她笑了一下,搖搖頭:“是啊……不說這個了。說起來——你打算跳級是嗎?斯內普覺得你很用功,還在我面前誇你呢……不過,你本來就五年級了,這個一點都不難……麥格教授知道你是誰吧?你去交申請表的時候,她有說什麽嗎?”

湯姆有些驚訝。或許是夕陽太美,或許是今天太不一樣,她竟然非常心平氣和,對自己出乎意料的溫柔。

他有些不适應地說:“……沒有。她就是……多看了我幾眼。”

赫敏笑着點了點頭,心道鄧布利多果然是和麥格說清楚了麽?不過,他竟然真的打算放過伏地魔的這道魂魄碎片麽?……

她轉過頭來望着他,把風拂過的褐發別在耳後,問道:“這麽說起來,重生回來,你有什麽打算呢?”

湯姆望着她搖了搖頭。

“目标?”

搖頭。

“以前有沒有什麽夢想?比如當個鋼琴家什麽的。”

“……沒有想過。”

“想不想去其他地方看看?比如去美國留學……”

“我只想留在你……霍格沃茨。”他脫口而出。

她黑沉沉的睫毛眨了一下,嘆道:“這樣啊……理想就是霍格沃茨本身……可你終究是要畢業的……不過,還有六年呢,再說吧。”

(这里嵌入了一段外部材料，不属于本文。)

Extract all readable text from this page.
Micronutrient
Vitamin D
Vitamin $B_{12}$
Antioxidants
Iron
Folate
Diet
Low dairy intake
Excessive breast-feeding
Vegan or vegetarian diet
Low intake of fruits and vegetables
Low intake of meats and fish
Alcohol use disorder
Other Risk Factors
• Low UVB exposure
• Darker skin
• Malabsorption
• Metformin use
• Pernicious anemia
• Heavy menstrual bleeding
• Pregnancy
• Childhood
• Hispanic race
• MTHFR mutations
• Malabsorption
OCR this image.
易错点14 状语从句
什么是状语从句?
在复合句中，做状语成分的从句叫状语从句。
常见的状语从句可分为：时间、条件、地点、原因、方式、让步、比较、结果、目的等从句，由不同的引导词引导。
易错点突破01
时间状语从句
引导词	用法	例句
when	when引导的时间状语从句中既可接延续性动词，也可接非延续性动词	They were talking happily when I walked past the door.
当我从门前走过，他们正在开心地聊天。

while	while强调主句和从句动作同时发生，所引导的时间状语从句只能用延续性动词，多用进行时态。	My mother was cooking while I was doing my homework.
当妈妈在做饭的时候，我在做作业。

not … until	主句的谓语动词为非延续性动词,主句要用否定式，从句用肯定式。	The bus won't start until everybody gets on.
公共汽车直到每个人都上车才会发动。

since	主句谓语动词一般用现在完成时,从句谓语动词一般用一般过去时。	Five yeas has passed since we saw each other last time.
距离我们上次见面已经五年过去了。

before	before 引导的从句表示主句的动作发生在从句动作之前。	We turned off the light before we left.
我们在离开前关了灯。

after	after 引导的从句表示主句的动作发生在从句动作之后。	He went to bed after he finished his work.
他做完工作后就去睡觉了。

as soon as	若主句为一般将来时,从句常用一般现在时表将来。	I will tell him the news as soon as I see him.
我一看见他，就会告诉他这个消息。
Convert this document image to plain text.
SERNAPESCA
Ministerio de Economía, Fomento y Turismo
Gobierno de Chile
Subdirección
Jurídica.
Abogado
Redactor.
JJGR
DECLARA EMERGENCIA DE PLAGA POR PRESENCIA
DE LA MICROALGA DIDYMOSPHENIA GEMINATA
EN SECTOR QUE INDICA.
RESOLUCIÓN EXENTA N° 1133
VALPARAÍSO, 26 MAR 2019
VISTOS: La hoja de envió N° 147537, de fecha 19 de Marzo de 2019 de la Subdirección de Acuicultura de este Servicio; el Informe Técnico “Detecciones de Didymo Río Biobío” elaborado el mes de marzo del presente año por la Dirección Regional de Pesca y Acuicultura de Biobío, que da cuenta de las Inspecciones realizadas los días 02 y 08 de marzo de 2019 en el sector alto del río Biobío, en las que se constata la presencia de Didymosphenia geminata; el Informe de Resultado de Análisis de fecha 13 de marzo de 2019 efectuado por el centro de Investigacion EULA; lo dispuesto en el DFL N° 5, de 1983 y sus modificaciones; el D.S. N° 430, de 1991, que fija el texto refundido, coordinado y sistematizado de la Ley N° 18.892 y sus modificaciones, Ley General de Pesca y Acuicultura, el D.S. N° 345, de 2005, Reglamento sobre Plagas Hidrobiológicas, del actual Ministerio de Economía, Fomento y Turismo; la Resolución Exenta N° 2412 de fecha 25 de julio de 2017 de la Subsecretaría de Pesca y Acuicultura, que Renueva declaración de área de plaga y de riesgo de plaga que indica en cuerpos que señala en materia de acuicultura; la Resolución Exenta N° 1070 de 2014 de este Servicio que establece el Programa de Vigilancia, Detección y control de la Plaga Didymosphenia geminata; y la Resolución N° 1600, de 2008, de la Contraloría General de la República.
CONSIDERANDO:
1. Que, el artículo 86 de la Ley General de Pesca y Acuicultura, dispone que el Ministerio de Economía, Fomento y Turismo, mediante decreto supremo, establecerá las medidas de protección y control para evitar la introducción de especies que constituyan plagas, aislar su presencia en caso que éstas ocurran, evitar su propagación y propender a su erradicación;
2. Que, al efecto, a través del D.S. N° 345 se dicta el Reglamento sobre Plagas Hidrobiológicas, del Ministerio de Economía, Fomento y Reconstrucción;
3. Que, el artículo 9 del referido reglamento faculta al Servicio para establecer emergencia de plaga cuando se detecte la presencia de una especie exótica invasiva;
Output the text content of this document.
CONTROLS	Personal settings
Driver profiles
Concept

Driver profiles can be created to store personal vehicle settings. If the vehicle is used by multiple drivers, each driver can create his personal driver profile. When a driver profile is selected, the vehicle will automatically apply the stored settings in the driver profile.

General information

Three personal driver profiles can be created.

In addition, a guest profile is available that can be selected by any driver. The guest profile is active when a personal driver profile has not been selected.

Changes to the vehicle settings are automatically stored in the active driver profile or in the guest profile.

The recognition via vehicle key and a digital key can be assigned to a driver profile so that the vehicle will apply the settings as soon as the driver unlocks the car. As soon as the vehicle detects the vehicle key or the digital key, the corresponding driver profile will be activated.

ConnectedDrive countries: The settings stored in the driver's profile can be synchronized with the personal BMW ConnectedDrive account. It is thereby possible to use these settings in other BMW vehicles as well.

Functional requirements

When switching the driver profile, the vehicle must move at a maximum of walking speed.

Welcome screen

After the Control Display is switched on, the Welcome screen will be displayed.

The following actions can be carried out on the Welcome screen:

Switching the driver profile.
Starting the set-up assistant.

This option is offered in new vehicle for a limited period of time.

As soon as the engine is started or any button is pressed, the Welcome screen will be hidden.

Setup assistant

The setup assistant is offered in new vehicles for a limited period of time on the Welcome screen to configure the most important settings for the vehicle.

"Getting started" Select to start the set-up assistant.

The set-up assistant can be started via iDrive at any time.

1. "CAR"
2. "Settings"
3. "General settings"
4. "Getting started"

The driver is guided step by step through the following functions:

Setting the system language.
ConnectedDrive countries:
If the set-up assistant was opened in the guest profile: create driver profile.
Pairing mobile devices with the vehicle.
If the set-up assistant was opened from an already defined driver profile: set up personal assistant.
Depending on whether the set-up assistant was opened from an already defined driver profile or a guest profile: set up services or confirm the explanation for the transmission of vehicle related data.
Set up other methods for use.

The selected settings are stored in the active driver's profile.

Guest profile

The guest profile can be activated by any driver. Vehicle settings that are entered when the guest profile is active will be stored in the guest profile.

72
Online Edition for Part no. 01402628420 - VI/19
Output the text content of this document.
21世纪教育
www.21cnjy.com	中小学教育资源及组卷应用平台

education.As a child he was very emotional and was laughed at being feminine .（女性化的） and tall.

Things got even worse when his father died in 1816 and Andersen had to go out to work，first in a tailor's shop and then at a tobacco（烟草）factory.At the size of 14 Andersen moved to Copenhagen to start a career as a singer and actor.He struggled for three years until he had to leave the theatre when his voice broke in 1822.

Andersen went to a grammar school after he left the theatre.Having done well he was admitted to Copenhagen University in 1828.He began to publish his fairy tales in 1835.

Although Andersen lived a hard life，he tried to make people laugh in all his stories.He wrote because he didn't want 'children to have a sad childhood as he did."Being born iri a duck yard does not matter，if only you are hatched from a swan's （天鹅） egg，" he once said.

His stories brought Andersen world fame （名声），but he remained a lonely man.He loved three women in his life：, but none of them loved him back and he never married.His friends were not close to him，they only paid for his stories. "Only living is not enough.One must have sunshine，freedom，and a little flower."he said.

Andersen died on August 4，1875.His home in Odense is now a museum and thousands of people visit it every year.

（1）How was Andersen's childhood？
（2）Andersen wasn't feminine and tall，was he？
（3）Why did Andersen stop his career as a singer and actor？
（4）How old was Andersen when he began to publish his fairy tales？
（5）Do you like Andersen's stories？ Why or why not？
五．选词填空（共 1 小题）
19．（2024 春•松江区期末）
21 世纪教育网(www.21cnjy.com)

她看着他的臉,平靜地說:“不管你未來怎樣,我都會确保你不會再走向成魔那一步。你知道這是為什麽嗎?”

湯姆心裏一緊,呆呆地望着她。

她轉過頭,視線飄向遠方,聲音清清楚楚:“大道三千,皆有其理,魔道也是道——你以前……不,那另一個你,一定也是這樣想的。”

——“可是,以殺戮證道,以掠奪證道,走得愈遠,業力便愈是增多。這世間諸多業力,能斬殺得盡麽?”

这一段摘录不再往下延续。